With fame came danger. Angela soon became a target. There were numerous threats upon her life. Security levels around her laboratory were high—I made sure of this myself. And yet it was in her lab that they abducted her.
It is my guess that your father has not told you the details of her abduction. It is painful to relate, and I
myself have never been able to speak of it to anyone. They did not kill your mother immediately. She was taken from her laboratory and held for some weeks by Nephilistic agents in a compound in Switzerland. It is their usual method—kidnapping important angelological figures for the purpose of making a strategic trade. Our policy has always been to refuse to negotiate, but when Angela was taken, I became frantic. Policy or no policy, I would have traded the world for her safe return.
For once your father agreed with me. Many of her research notebooks were in his possession, and we decided to offer these in trade for Angela’s life. Although I did not understand the details of her work in genetics, I understood this much: The Nephilim were getting sick, their numbers were diminishing, and they wanted a cure. I communicated to Angela’s kidnappers that the notebooks contained secret information that would save their race. To my delight, they agreed to make the trade.
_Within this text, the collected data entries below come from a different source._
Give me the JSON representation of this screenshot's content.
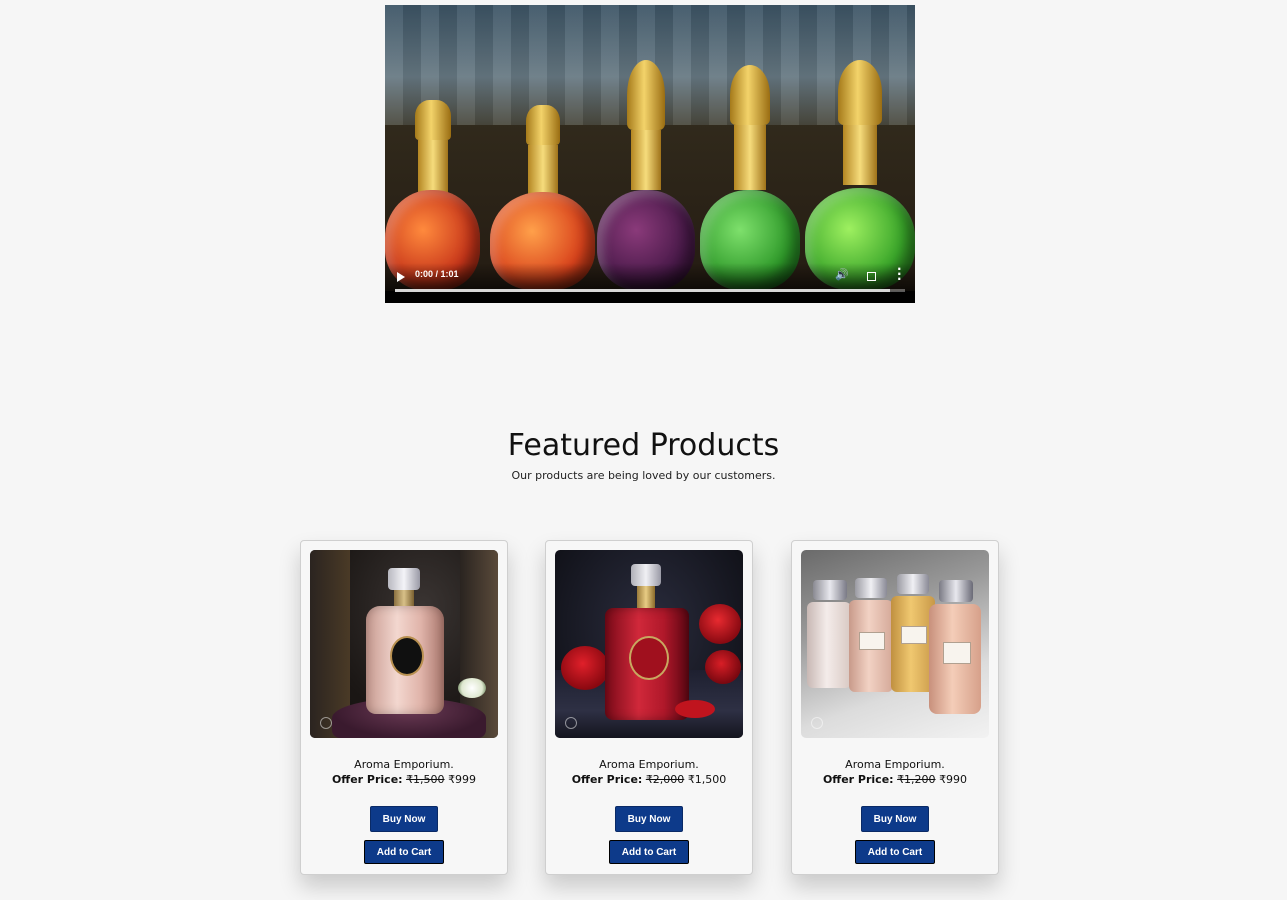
{
  "video": {
    "time": "0:00 / 1:01",
    "progress_fraction": 0.0,
    "icons": [
      "play-icon",
      "volume-icon",
      "fullscreen-icon",
      "more-options-icon"
    ]
  },
  "featured": {
    "title": "Featured Products",
    "subtitle": "Our products are being loved by our customers."
  },
  "products": [
    {
      "name": "Aroma Emporium.",
      "offer_label": "Offer Price:",
      "old_price": "₹1,500",
      "new_price": "₹999",
      "buy_label": "Buy Now",
      "cart_label": "Add to Cart"
    },
    {
      "name": "Aroma Emporium.",
      "offer_label": "Offer Price:",
      "old_price": "₹2,000",
      "new_price": "₹1,500",
      "buy_label": "Buy Now",
      "cart_label": "Add to Cart"
    },
    {
      "name": "Aroma Emporium.",
      "offer_label": "Offer Price:",
      "old_price": "₹1,200",
      "new_price": "₹990",
      "buy_label": "Buy Now",
      "cart_label": "Add to Cart"
    }
  ],
  "colors": {
    "page_background": "#f6f6f6",
    "button_background": "#0d3a8a",
    "button_text": "#ffffff"
  }
}
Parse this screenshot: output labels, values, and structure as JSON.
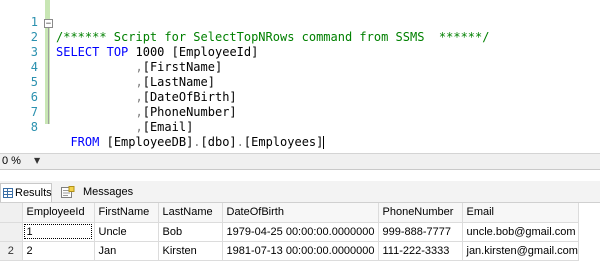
{
  "editor": {
    "line_numbers": [
      "1",
      "2",
      "3",
      "4",
      "5",
      "6",
      "7",
      "8"
    ],
    "line1_comment": "/****** Script for SelectTopNRows command from SSMS  ******/",
    "line2": {
      "select_kw": "SELECT",
      "top_kw": "TOP",
      "top_n": " 1000 ",
      "col": "[EmployeeId]"
    },
    "line3": {
      "comma": ",",
      "col": "[FirstName]"
    },
    "line4": {
      "comma": ",",
      "col": "[LastName]"
    },
    "line5": {
      "comma": ",",
      "col": "[DateOfBirth]"
    },
    "line6": {
      "comma": ",",
      "col": "[PhoneNumber]"
    },
    "line7": {
      "comma": ",",
      "col": "[Email]"
    },
    "line8": {
      "from_kw": "FROM",
      "db": "[EmployeeDB]",
      "dot1": ".",
      "schema": "[dbo]",
      "dot2": ".",
      "table": "[Employees]"
    }
  },
  "zoom": {
    "value": "0 %"
  },
  "tabs": {
    "results": "Results",
    "messages": "Messages"
  },
  "grid": {
    "columns": [
      "EmployeeId",
      "FirstName",
      "LastName",
      "DateOfBirth",
      "PhoneNumber",
      "Email"
    ],
    "rows": [
      {
        "rownum": "",
        "cells": [
          "1",
          "Uncle",
          "Bob",
          "1979-04-25 00:00:00.0000000",
          "999-888-7777",
          "uncle.bob@gmail.com"
        ]
      },
      {
        "rownum": "2",
        "cells": [
          "2",
          "Jan",
          "Kirsten",
          "1981-07-13 00:00:00.0000000",
          "111-222-3333",
          "jan.kirsten@gmail.com"
        ]
      }
    ]
  }
}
Perhaps I was naive to believe they would keep their end of the agreement. When I came to Switzerland and gave them Angela’s notebooks, I was given a wooden casket containing my daughter’s body. She had been dead for many days. Her skin had been badly bruised, her hair matted with blood. I kissed her cold forehead and knew that I had lost all that mattered most to me. I fear that her last days were spent in torment. The specter of her final hours is never far from my mind.
Forgive me for being the bearer of this horrible story. I am tempted to remain silent, keeping the ghastly details from you. But you are a woman now, and with age we must face the reality of things. We must fathom even the darkest realms of human existence. We must grapple with the strength of evil, its persistence in the world, its undying power over humanity, and our willingness to support it. It is little comfort, I’m sure, to know that you are not alone in your despair. For me Angela’s death is the darkest of all dark regions. My nightmares echo with her voice and with the voice of her killer.